Schon am 22. Februar starten die Grundschulen und die Förderschulen der Primarstufe mit einem neuen Wechselmodell. Die Kinder sollten dann maximal fünf Tage zuhause unterrichtet werden, erläuterte Gebauer. Dann müsse es erneut einen Wechsel geben. Die Schulen könnten aber beispielsweise auch alle zwei Tage wechseln. «Wir können jetzt unseren Grundschulkindern wieder ein Stück Normalität in diesen für sie ganz besonders schwierigen Zeiten zurückgeben», betonte die Ministerin. Ebenso würden die Jahrgänge, die in diesem Jahr Abschlussprüfungen zu absolvieren hätten, wieder aus dem Distanzunterricht in die Schulen geholt, sagte Gebauer.

NRW habe bislang im Gegensatz zu einigen anderen Bundesländern darauf verzichtet, Grundschulen schon früher zu öffnen, erklärte Ministerpräsident Armin Laschet (CDU). Nun reagiere NRW mit seiner Entscheidung abgestimmt mit seinen Nachbarländern Hessen, Niedersachsen und Rheinland-Pfalz, um mehr Unterrichtsangebote in den Schulen zu schaffen.

Weitere Neuerung: Künftig solle es zwei Corona-Tests für Lehrer pro Woche geben und jeweils zwei FFP2-Masken pro Tag für Lehrer sowie Mitarbeiter der Offenen Ganztagsschule.

Bei ihren mehrstündigen Beratungen über die Corona-Maßnahmen hatten Bundeskanzlerin Angela Merkel (CDU) und die Länderregierungsschefs in einer Videokonferenz vereinbart, dass es für die Öffnung der Schulen nach der weitgehenden Schließung im Corona-Lockdown keine einheitliche Regelung geben soll. Vielmehr sollen die Länder darüber im Rahmen ihrer Kultushoheit selbst entscheiden. Merkel hätte sich nach eigener Aussage eine Öffnung von Schulen und Kitas um den 1. März herum gewünscht.

In NRW wird seit Mitte Dezember in allen Schulen zur Eindämmung der Corona-Infektionen Distanzunterricht erteilt. Bundesweit sind die meisten Kitas und Schulen seitdem geschlossen oder in stark eingeschränktem Betrieb. Für Abschlussklassen gibt es Ausnahmen und für Kita-Kinder und Grundschüler Betreuungsangebote, wenn Eltern keine anderen Möglichkeiten haben.

Abgesehen vom Schulbereich und einigen «körpernahen Dienstleistungen» mit Gesundheitsbezug - Friseure und Fußpflege - werden die aktuell geltenden Maßnahmen zur Bekämpfung der Corona-Pandemie laut Bund-Länder-Beschluss grundsätzlich bis zum 7. März verlängert. Sollte die sogenannte Sieben-Tage-Inzidenz der Neuinfektionen bis dahin stabil unter 35 gesunken sein, sollen die Länder die Beschränkungen danach ihre Corona-Schutzverordnungen jeweils schrittweise lockern. Er könne sich nicht vorstellen, dass das auch noch mal regional im Land zu differenzieren sei, sagte Laschet.

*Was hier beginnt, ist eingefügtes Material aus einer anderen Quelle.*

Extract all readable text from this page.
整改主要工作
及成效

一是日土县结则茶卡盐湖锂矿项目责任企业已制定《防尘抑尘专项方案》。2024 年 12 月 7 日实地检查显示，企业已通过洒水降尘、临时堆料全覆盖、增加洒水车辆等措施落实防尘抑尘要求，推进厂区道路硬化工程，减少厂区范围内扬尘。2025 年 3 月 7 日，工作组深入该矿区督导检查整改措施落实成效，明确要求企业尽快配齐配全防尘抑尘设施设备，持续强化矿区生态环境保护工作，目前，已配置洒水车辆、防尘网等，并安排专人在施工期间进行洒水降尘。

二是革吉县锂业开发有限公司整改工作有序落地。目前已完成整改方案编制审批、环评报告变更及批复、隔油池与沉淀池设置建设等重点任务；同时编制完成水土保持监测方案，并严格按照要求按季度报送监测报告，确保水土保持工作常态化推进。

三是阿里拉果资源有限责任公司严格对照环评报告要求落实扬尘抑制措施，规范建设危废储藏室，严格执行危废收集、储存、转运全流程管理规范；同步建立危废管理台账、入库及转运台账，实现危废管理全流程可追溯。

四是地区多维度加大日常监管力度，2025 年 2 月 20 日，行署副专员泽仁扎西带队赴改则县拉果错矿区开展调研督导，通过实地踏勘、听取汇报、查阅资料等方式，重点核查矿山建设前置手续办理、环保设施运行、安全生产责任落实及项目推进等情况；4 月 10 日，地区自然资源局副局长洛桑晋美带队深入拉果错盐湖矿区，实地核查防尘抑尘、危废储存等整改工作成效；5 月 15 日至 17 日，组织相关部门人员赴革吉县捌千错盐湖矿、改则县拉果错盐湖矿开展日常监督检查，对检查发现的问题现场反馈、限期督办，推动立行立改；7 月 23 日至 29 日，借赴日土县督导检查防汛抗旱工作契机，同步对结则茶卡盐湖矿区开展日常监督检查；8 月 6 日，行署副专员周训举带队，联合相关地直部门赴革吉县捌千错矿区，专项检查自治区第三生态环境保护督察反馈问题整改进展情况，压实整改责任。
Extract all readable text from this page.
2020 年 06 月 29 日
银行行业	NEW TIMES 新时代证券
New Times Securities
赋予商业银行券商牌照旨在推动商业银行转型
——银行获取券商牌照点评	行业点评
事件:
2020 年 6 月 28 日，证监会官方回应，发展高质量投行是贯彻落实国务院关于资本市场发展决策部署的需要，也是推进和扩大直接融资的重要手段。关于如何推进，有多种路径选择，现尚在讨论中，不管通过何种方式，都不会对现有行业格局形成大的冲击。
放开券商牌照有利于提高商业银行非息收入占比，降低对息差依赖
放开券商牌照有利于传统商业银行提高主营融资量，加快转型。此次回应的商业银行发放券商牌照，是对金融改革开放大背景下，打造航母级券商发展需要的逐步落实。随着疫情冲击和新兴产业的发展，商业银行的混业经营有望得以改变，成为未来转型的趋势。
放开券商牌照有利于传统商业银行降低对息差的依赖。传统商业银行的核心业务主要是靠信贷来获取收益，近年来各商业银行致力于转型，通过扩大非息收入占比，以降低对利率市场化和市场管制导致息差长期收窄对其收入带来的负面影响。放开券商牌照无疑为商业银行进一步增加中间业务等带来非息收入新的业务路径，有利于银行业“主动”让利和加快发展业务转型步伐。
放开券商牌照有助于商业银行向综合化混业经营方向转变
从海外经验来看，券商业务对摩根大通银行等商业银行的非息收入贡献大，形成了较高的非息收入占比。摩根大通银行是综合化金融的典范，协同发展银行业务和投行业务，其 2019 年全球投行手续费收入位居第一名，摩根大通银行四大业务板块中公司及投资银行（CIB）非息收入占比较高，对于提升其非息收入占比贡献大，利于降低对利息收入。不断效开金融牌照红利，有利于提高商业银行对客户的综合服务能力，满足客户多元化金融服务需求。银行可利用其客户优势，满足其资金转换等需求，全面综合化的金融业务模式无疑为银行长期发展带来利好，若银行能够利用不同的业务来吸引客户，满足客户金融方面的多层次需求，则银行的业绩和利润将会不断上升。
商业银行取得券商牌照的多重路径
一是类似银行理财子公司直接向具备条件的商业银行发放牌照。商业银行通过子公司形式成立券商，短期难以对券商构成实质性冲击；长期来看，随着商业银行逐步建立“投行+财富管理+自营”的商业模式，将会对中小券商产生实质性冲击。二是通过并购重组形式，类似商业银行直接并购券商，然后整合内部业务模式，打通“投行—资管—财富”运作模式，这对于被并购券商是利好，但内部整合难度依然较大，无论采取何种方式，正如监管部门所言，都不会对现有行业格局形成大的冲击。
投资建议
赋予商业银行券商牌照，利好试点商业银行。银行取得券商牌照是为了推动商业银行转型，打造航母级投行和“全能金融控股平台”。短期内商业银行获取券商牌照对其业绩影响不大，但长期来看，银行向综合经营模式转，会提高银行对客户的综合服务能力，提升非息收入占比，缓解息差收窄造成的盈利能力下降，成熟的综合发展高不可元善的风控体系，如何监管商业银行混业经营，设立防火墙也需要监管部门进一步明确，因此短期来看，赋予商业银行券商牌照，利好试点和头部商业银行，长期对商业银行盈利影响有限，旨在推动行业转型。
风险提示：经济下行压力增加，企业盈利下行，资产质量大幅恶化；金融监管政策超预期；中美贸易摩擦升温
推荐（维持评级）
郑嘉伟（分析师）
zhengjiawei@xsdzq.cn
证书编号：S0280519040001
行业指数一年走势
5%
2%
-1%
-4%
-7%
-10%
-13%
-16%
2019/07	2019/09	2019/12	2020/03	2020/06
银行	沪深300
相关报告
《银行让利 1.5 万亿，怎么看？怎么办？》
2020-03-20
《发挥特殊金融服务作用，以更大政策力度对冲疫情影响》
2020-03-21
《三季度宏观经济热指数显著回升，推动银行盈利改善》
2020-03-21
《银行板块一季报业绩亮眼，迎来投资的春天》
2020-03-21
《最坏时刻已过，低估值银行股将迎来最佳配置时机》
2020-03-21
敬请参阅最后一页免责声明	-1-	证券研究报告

Zuerst sollen dann der Einzelhandel, Museen und Galerien sowie Betriebe mit körpernahen Dienstleistungen unter konkreten Auflagen wieder aufmachen können, heißt es in dem Beschluss von Bund und Ländern. Die Runde regte zudem eine vorgezogene Impfung für Lehrkräfte sowie für Erzieher und Erzieherinnen an. Friseurbetriebe dürfen ihren Betrieb am 1. März unter Auflagen wieder aufnehmen.

Die nichtärztliche Fußheilkunde sei gerade für ältere Menschen eine für ihr eigenes gesundheitliches Befinden wichtige Frage, erklärte Laschet. Die neuen Öffnungsregelungen würden in Kürze in der neuen Coronaschutzverordnung ausformuliert.

Laschet verteidigte die Verlängerung der coronabedingten Einschränkungen: Zwar habe NRW mit einer Neuinfektionsrate von 67 auf 100 000 Einwohner binnen sieben Tagen den niedrigsten Wert seit dem 20. Oktober erreicht und die Zahl seit dem 10. Januar halbiert, aber die Wirkung der neuen Virus-Variante sei nicht abzuschätzen. «Wir wissen zu wenig über das mutierte Virus», mahnte er. Alle Beschlüsse verfolgten ein Ziel: «Wir wollen Zeit gewinnen gegen das mutierte Virus.»